It was a typical Thursday morning when Grace suddenly collapsed. One moment she was cheerfully making breakfast, and the next, she lay on the kitchen floor. Her breathing shallow, her lips drained of colour, yes, pale. At the hospital, the diagnosis hit hard: her blood pressure had spiked to a dangerous 190/110 mm Hg. The shock rippled through the family. But what truly caught us off guard was the doctor’s quiet question as he sat beside her: “Have you been under a lot of stress? Any trouble sleeping? Feeling anxious?” That was when Grace broke down in tears.
Her experience isn’t unique. We often think of high blood pressure (hypertension) as a condition caused by poor diet, lack of exercise, or genetics.
But emerging research is revealing a deeper, often overlooked cause: our mental health. Anxiety, chronic stress, and depression don’t just weigh on the mind they strain the body too, quietly elevating blood pressure over time.
Grace’s story is far from unique. We often view high blood pressure also known as hypertension as a purely physical issue, linked to excess salt, sugar, or a sedentary lifestyle. But emerging research tells a more complex story. The roots of hypertension can run much deeper into the mind, into our emotional landscape, and into the silent battles many face with anxiety, depression, and chronic stress.
According to the World Health Organisation, more than 1.28 billion adults aged 30 to 79 around the world live with hypertension. In Nigeria, a 2021 study published in the Journal of Hypertension found that nearly 38 per cent of adults have high blood pressure, often without knowing it. Yet, conversations around the condition tend to stop at medication and diet, overlooking the powerful role mental health can play.
What About The Mental Health Triggers That Pressurise Us From Within?
A growing body of evidence is drawing a clear line between mental health and high blood pressure. People living with anxiety, depression, or chronic stress are significantly more likely to experience spikes in blood pressure—especially when these conditions are left untreated.
One study by the American Heart Association found that individuals with depression are more prone to developing hypertension over time.
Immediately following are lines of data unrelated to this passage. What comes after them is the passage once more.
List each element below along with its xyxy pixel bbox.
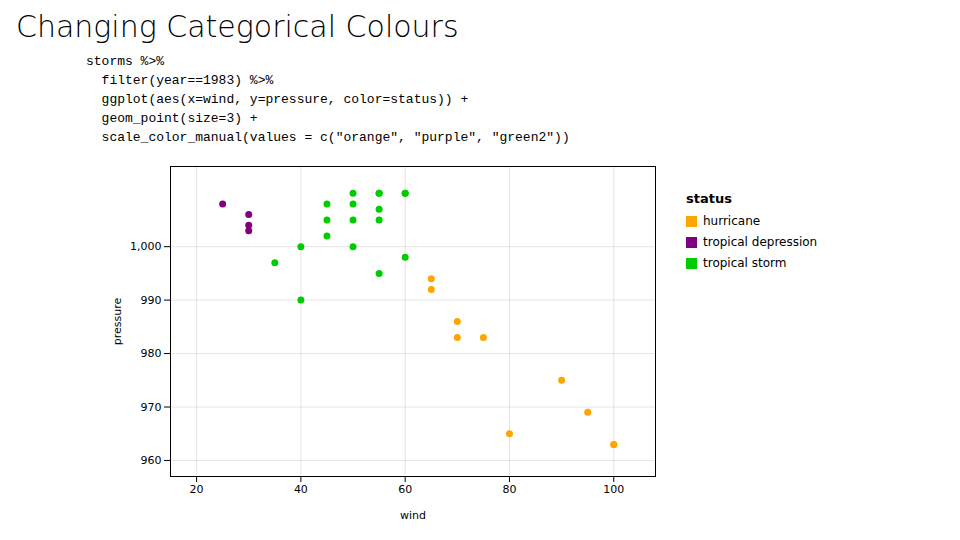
html-text:tropical storm: tropical storm bbox=[703, 256, 787, 270]
svg-text:990: 990 bbox=[141, 294, 162, 307]
svg-text:80: 80 bbox=[502, 483, 516, 496]
html-text:tropical depression: tropical depression bbox=[703, 235, 818, 249]
svg-text:40: 40 bbox=[294, 483, 308, 496]
html-text:status: status bbox=[686, 191, 732, 206]
svg-text:1,000: 1,000 bbox=[130, 240, 162, 253]
svg-text:970: 970 bbox=[141, 401, 162, 414]
svg-text:wind: wind bbox=[400, 509, 426, 522]
svg-text:pressure: pressure bbox=[111, 298, 124, 346]
svg-text:20: 20 bbox=[190, 483, 204, 496]
svg-text:980: 980 bbox=[141, 347, 162, 360]
svg-text:960: 960 bbox=[141, 454, 162, 467]
svg-text:60: 60 bbox=[398, 483, 412, 496]
svg-text:100: 100 bbox=[603, 483, 624, 496]
html-text:storms %>% filter(year==1983): storms %>% filter(year==1983) %>% ggplot… bbox=[86, 54, 570, 145]
html-text:hurricane: hurricane bbox=[703, 214, 761, 228]
html-text:Changing Categorical Colours: Changing Categorical Colours bbox=[16, 9, 459, 44]
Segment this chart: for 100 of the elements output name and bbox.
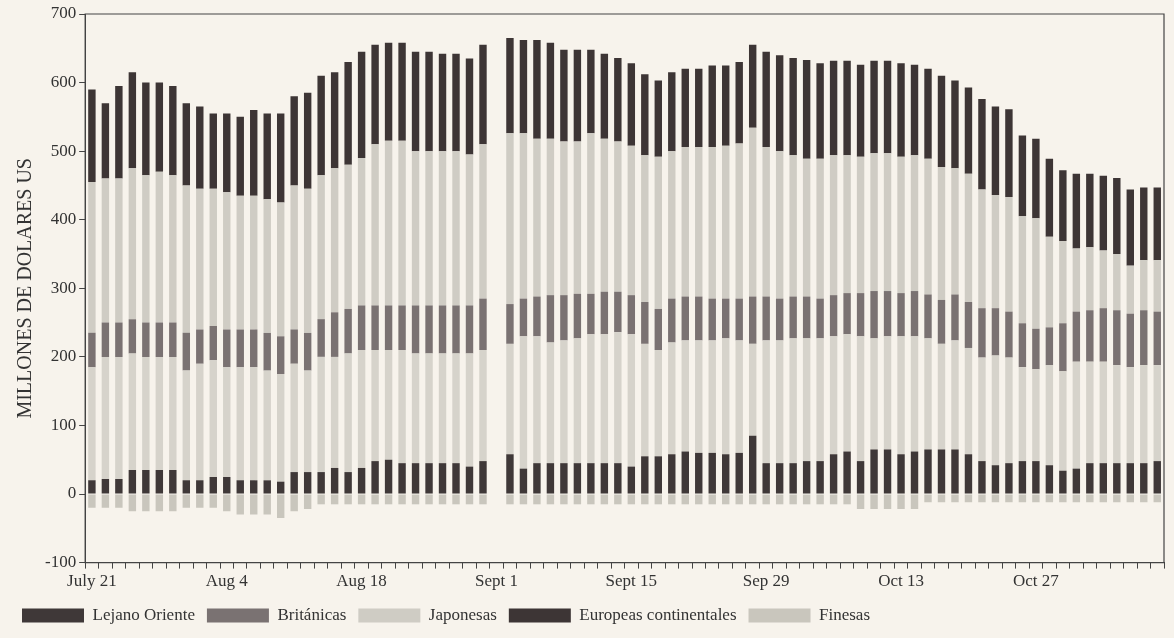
bar bbox=[425, 51, 433, 152]
bar bbox=[209, 476, 217, 494]
bar bbox=[870, 338, 878, 450]
bar bbox=[951, 294, 959, 341]
bar bbox=[748, 44, 757, 128]
bar bbox=[1005, 494, 1013, 503]
bar bbox=[843, 293, 851, 335]
bar bbox=[128, 470, 137, 494]
x-tick-label: Oct 27 bbox=[1012, 571, 1060, 591]
bar bbox=[371, 350, 379, 462]
x-tick-label: Oct 13 bbox=[878, 571, 924, 591]
bar bbox=[263, 199, 271, 333]
bar bbox=[546, 42, 555, 139]
bar bbox=[330, 312, 339, 357]
bar bbox=[88, 182, 96, 333]
bar bbox=[1140, 463, 1148, 494]
bar bbox=[398, 463, 406, 494]
bar bbox=[344, 62, 352, 165]
bar bbox=[883, 291, 892, 337]
bar bbox=[519, 298, 528, 337]
bar bbox=[897, 156, 905, 294]
bar bbox=[465, 466, 474, 494]
bar bbox=[1005, 109, 1013, 198]
x-tick-label: Sep 29 bbox=[742, 571, 790, 591]
bar bbox=[1018, 216, 1027, 324]
bar bbox=[816, 298, 824, 339]
bar bbox=[465, 305, 474, 354]
legend-label: Europeas continentales bbox=[579, 604, 737, 624]
bar bbox=[425, 494, 433, 505]
y-tick-label: 0 bbox=[67, 483, 77, 503]
bar bbox=[910, 64, 919, 156]
bar bbox=[330, 467, 339, 494]
bar bbox=[169, 470, 177, 494]
bar bbox=[182, 332, 191, 371]
bar bbox=[357, 467, 366, 494]
bar bbox=[506, 38, 514, 134]
bar bbox=[560, 340, 568, 464]
bar bbox=[155, 322, 164, 357]
bar bbox=[587, 334, 595, 464]
bar bbox=[344, 494, 352, 505]
bar bbox=[654, 308, 662, 351]
bar bbox=[479, 144, 487, 299]
bar bbox=[1045, 365, 1054, 466]
bar bbox=[452, 494, 460, 505]
bar bbox=[762, 494, 770, 505]
bar bbox=[978, 189, 986, 309]
bar bbox=[142, 494, 150, 512]
bar bbox=[1086, 173, 1094, 248]
bar bbox=[802, 338, 811, 462]
bar bbox=[479, 44, 487, 145]
bar bbox=[384, 305, 393, 351]
bar bbox=[479, 461, 487, 494]
bar bbox=[371, 44, 379, 145]
bar bbox=[196, 363, 204, 481]
bar bbox=[438, 305, 447, 354]
bar bbox=[384, 459, 393, 494]
bar bbox=[897, 494, 905, 510]
bar bbox=[641, 456, 649, 494]
bar bbox=[560, 494, 568, 505]
bar bbox=[196, 480, 204, 494]
bar bbox=[695, 147, 703, 297]
bar bbox=[789, 463, 797, 494]
bar bbox=[290, 185, 298, 330]
bar bbox=[1072, 248, 1081, 312]
bar bbox=[115, 322, 123, 357]
bar bbox=[748, 435, 757, 494]
bar bbox=[1140, 260, 1148, 311]
bar bbox=[290, 494, 298, 512]
bar bbox=[1099, 361, 1108, 464]
bar bbox=[991, 355, 1000, 466]
bar bbox=[546, 463, 555, 494]
bar bbox=[681, 340, 689, 452]
bar bbox=[843, 451, 851, 494]
bar bbox=[1099, 463, 1108, 494]
bar bbox=[870, 291, 878, 339]
bar bbox=[357, 51, 366, 159]
bar bbox=[856, 293, 865, 337]
bar bbox=[465, 58, 474, 155]
bar bbox=[924, 338, 932, 450]
bar bbox=[115, 178, 123, 323]
bar bbox=[951, 494, 959, 503]
bar bbox=[1113, 310, 1121, 366]
bar bbox=[533, 494, 541, 505]
bar bbox=[897, 336, 905, 455]
bar bbox=[182, 370, 191, 481]
bar bbox=[196, 329, 204, 364]
bar bbox=[829, 155, 838, 296]
bar bbox=[614, 141, 622, 292]
bar bbox=[506, 454, 514, 494]
x-tick-label: Aug 4 bbox=[205, 571, 249, 591]
bar bbox=[762, 51, 770, 148]
bar bbox=[155, 82, 164, 172]
bar bbox=[883, 494, 892, 510]
bar bbox=[964, 173, 973, 303]
bar bbox=[88, 494, 96, 508]
bar bbox=[223, 329, 231, 368]
bar bbox=[128, 494, 137, 512]
bar bbox=[708, 340, 716, 453]
y-tick-label: 700 bbox=[50, 3, 77, 23]
bar bbox=[748, 296, 757, 344]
Another, published in Hypertension Research, revealed that persistent psychological stress can lead to sustained elevations in blood pressure and increase the risk of heart disease.
In simpler terms: when your mind is under constant pressure, your body often follows suit
How Mental Health Affects Blood Pressure
When we are anxious, angry, or constantly worried, our bodies release stress hormones like cortisol and adrenaline. These hormones narrow blood vessels, increase heart rate, and raise blood pressure. If this becomes a daily experience, think caregiving stress, job insecurity, financial strain, and unprocessed trauma, stop being just “mood” and start being medical.
Even sleep, which is often disrupted by poor mental health, plays a role. Sleep deprivation increases stress responses in the body and weakens the cardiovascular system over time. Insomnia, common in people with anxiety or depression, is also associated with higher blood pressure levels.
In the health spaces I occupy, I have met women who have been managing blood pressure for years without ever addressing the emotional load they carry. Men who silently battle depression but won’t seek therapy, yet swallow antihypertensive drugs every morning. Something is off about how we approach healing when we separate body and mind as if they don’t live in the same house.
A Holistic Approach To Healing
Yes, reduce your salt intake. Yes, walk daily. But also, check your stress levels. Talk about your emotions. Go for therapy. Rest intentionally. All of these are also part of managing hypertension.
According to the Mayo Clinic, managing stress effectively, through therapy, mindfulness, exercise, or even spiritual practices, can significantly reduce blood pressure. The clinic also notes that people who combine medication with healthy coping strategies for stress see better long-term outcomes than those who just rely on drugs.
In Nigeria, we are still catching up on this. Mental health is often seen as a luxury. Yet here we are, losing lives because no one teaches us to grieve properly, or how to speak up when overwhelmed. We lose our people not just to sugar and salt, but to pressure that lives in the mind.
Breaking The Stigma, One Conversation At A Time
Make it a habit to ask deeper questions during health checks. Normalize seeing a therapist when we feel overwhelmed. Push for healthcare systems that treat mental and physical health as one. And most importantly, remove the shame that keeps so many people silent.
Grace now has a new routine. Yes, she takes her meds and watches her diet, but she also talks more about her fears, her frustrations and her need for support. She journals. She prays. She rests. She cries when she needs to. And her numbers? They are coming down. Sometimes, the greatest act of healing is not just what we take, but what we release.